O serviço secreto da Espanha revela uma tentativa de aliciamento de um polonês de nome Zorak na boate Barbarela, em Copacabana, Rio. Ele convenceu várias mulheres a embarcar para a trabalhar em bordéis espanhóis. Ainda de acordo com o documento, o tráfico é feito via Portugal, sempre num horário determinado e nunca pela companhia aérea portuguesa TAP.
Em Lisboa e Madri, as autoridades de segurança confirmam a atuação da Máfia Russa. Sua presença é assinalada pela forma violenta como administra seus ‘‘negócios’’. Em Portugal, especialmente no norte do país, há ocorrências de mortes e mutilações atribuídas à organização. Segundo um assessor da polícia lusa, ‘‘uma mulher teve o rosto marcado ao tentar romper o acordo com os russos’’. Além da prostituição, muitas brasileiras atuam no tráfico de cocaína e heroína.
A carioca M.T.A, 24 anos, levada para Portugal – ‘‘vim com mais 10 meninas’’ – disse estar sob controle dos russos há seis meses. ‘‘Eles aproveitam nossas carências, nos conquistam e depois passam a administrar nossas vidas. Comecei a namorar um deles e logo já estava nas mãos da quadrilha’’. M.T.A mostra sinais de violência pelo corpo e confessa ser viciada em cocaína. ‘‘Eles me aplicaram’’, diz desesperada.

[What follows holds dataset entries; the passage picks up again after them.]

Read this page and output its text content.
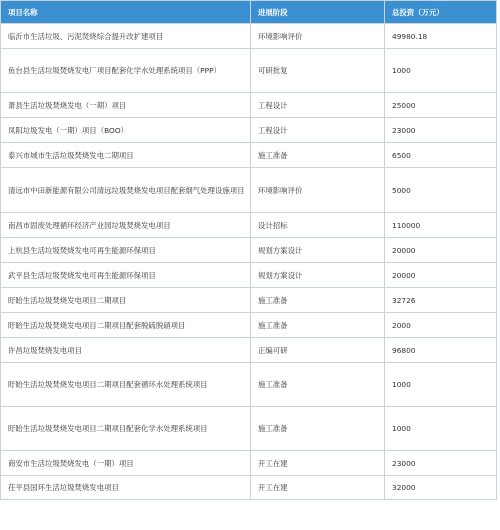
项目名称	进展阶段	总投资（万元）
临沂市生活垃圾、污泥焚烧综合提升改扩建项目	环境影响评价	49980.18
鱼台县生活垃圾焚烧发电厂项目配套化学水处理系统项目（PPP）	可研批复	1000
萧县生活垃圾焚烧发电（一期）项目	工程设计	25000
凤阳垃圾发电（一期）项目（BOO）	工程设计	23000
泰兴市城市生活垃圾焚烧发电二期项目	施工准备	6500
清远市中田新能源有限公司清远垃圾焚烧发电项目配套烟气处理设施项目	环境影响评价	5000
南昌市固废处理循环经济产业园垃圾焚烧发电项目	设计招标	110000
上杭县生活垃圾焚烧发电可再生能源环保项目	规划方案设计	20000
武平县生活垃圾焚烧发电可再生能源环保项目	规划方案设计	20000
盱眙生活垃圾焚烧发电项目二期项目	施工准备	32726
盱眙生活垃圾焚烧发电项目二期项目配套脱硫脱硝项目	施工准备	2000
许昌垃圾焚烧发电项目	正编可研	96800
盱眙生活垃圾焚烧发电项目二期项目配套循环水处理系统项目	施工准备	1000
盱眙生活垃圾焚烧发电项目二期项目配套化学水处理系统项目	施工准备	1000
商安市生活垃圾焚烧发电（一期）项目	开工在建	23000
茌平县国环生活垃圾焚烧发电项目	开工在建	32000
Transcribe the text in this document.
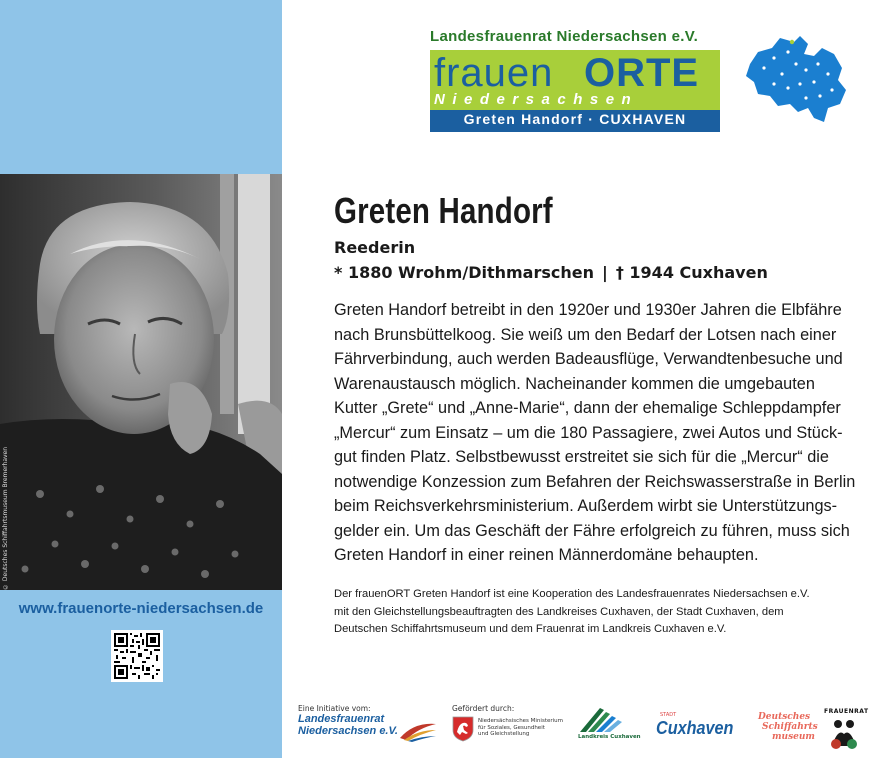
© Deutsches Schiffahrtsmuseum Bremerhaven
www.frauenorte-niedersachsen.de
Landesfrauenrat Niedersachsen e.V.
frauen ORTE
Niedersachsen
Greten Handorf · CUXHAVEN
Greten Handorf
Reederin
* 1880 Wrohm/Dithmarschen | † 1944 Cuxhaven
Greten Handorf betreibt in den 1920er und 1930er Jahren die Elbfähre
nach Brunsbüttelkoog. Sie weiß um den Bedarf der Lotsen nach einer
Fährverbindung, auch werden Badeausflüge, Verwandtenbesuche und
Warenaustausch möglich. Nacheinander kommen die umgebauten
Kutter „Grete“ und „Anne-Marie“, dann der ehemalige Schleppdampfer
„Mercur“ zum Einsatz – um die 180 Passagiere, zwei Autos und Stück-
gut finden Platz. Selbstbewusst erstreitet sie sich für die „Mercur“ die
notwendige Konzession zum Befahren der Reichswasserstraße in Berlin
beim Reichsverkehrsministerium. Außerdem wirbt sie Unterstützungs-
gelder ein. Um das Geschäft der Fähre erfolgreich zu führen, muss sich
Greten Handorf in einer reinen Männerdomäne behaupten.
Der frauenORT Greten Handorf ist eine Kooperation des Landesfrauenrates Niedersachsen e.V.
mit den Gleichstellungsbeauftragten des Landkreises Cuxhaven, der Stadt Cuxhaven, dem
Deutschen Schiffahrtsmuseum und dem Frauenrat im Landkreis Cuxhaven e.V.
Eine Initiative vom:
Landesfrauenrat
Niedersachsen e.V.
Gefördert durch:
Niedersächsisches Ministerium
für Soziales, Gesundheit
und Gleichstellung	Landkreis Cuxhaven
STADT
Cuxhaven
Deutsches
Schiffahrts
museum
FRAUENRAT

A carioca conhece outras brasileiras subordinadas à Máfia Russa. ‘‘São muitas. Umas entraram de gaiato, assim como eu, e outras pressionadas. Uma baiana ficou 10 dias presas num quartinho até concordar em trabalhar para eles. Todos temos medo deles.’’ A ucraniana Tati, uma loura de 19 anos, e com dificuldades com o idioma português, resume a tática dos russos. ‘‘Ou trabalhamos, ou morremos’’.

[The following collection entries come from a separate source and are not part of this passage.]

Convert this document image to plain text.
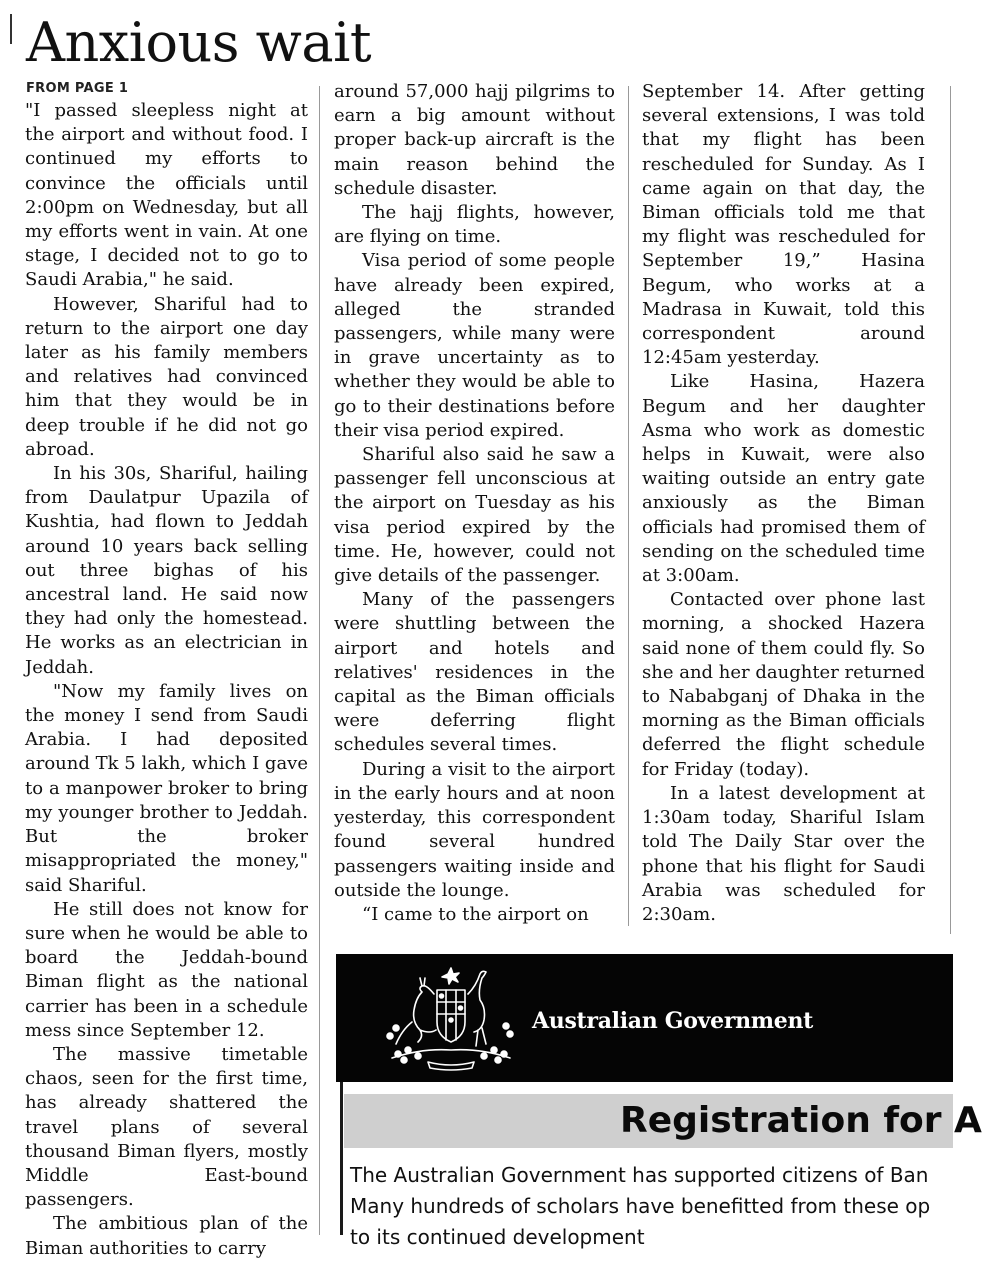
Anxious wait
FROM PAGE 1

"I passed sleepless night at the airport and without food. I continued my efforts to convince the officials until 2:00pm on Wednesday, but all my efforts went in vain. At one stage, I decided not to go to Saudi Arabia," he said.

However, Shariful had to return to the airport one day later as his family members and relatives had convinced him that they would be in deep trouble if he did not go abroad.

In his 30s, Shariful, hailing from Daulatpur Upazila of Kushtia, had flown to Jeddah around 10 years back selling out three bighas of his ancestral land. He said now they had only the homestead. He works as an electrician in Jeddah.

"Now my family lives on the money I send from Saudi Arabia. I had deposited around Tk 5 lakh, which I gave to a manpower broker to bring my younger brother to Jeddah. But the broker misappropriated the money," said Shariful.

He still does not know for sure when he would be able to board the Jeddah-bound Biman flight as the national carrier has been in a schedule mess since September 12.

The massive timetable chaos, seen for the first time, has already shattered the travel plans of several thousand Biman flyers, mostly Middle East-bound passengers.

The ambitious plan of the Biman authorities to carry

around 57,000 hajj pilgrims to earn a big amount without proper back-up aircraft is the main reason behind the schedule disaster.

The hajj flights, however, are flying on time.

Visa period of some people have already been expired, alleged the stranded passengers, while many were in grave uncertainty as to whether they would be able to go to their destinations before their visa period expired.

Shariful also said he saw a passenger fell unconscious at the airport on Tuesday as his visa period expired by the time. He, however, could not give details of the passenger.

Many of the passengers were shuttling between the airport and hotels and relatives' residences in the capital as the Biman officials were deferring flight schedules several times.

During a visit to the airport in the early hours and at noon yesterday, this correspondent found several hundred passengers waiting inside and outside the lounge.

“I came to the airport on

September 14. After getting several extensions, I was told that my flight has been rescheduled for Sunday. As I came again on that day, the Biman officials told me that my flight was rescheduled for September 19,” Hasina Begum, who works at a Madrasa in Kuwait, told this correspondent around 12:45am yesterday.

Like Hasina, Hazera Begum and her daughter Asma who work as domestic helps in Kuwait, were also waiting outside an entry gate anxiously as the Biman officials had promised them of sending on the scheduled time at 3:00am.

Contacted over phone last morning, a shocked Hazera said none of them could fly. So she and her daughter returned to Nababganj of Dhaka in the morning as the Biman officials deferred the flight schedule for Friday (today).

In a latest development at 1:30am today, Shariful Islam told The Daily Star over the phone that his flight for Saudi Arabia was scheduled for 2:30am.

Australian Government
Registration for A
The Australian Government has supported citizens of Ban
Many hundreds of scholars have benefitted from these op
to its continued development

Em Madri, a Divisão Geral de Polícia da Espanha faz mistério sobre a presença da Máfia Russa. Porém, são vários os registros da atuação dos russos em território espanhol, especialmente no tráfico de drogas e mulheres, e controle das redes de prostituição. ‘‘Eles chegaram junto com as mulheres do Leste europeu’’, diz um assessor do Ministério do Interior.
A dominicana Emília, strip e prostituta em bordéis de Madri, resistiu à investida da Máfia Russa e se diz permanente ameaçada. ‘‘Minha vida vale pouco’’, prevê, diante dos vários sinais dos mafiosos contra as mulheres que não firmam acordo com eles. Emília cita o caso de uma ucraniana, Vetra, que teve o braço direito decepado. ‘‘Ela era minha amiga’’, conta. .
in Correio Brasiliense 2001.07.30
  Brasília - Estudo da Organização das Nações Unidas (ONU) estima que o tráfico internacional de mulheres movimente cerca de US$ 8 bilhões por ano. Delegado da PF desbaratou grupo que atuava na região do Triângulo Mineiro
A Conexão Ibérica, com base na Espanha e Portugal, tem vários braços no Brasil e países da América Latina como forma de sustentar, anualmente, o fôlego financeiro das redes de prostituição, estimado em US$ 8 bilhões.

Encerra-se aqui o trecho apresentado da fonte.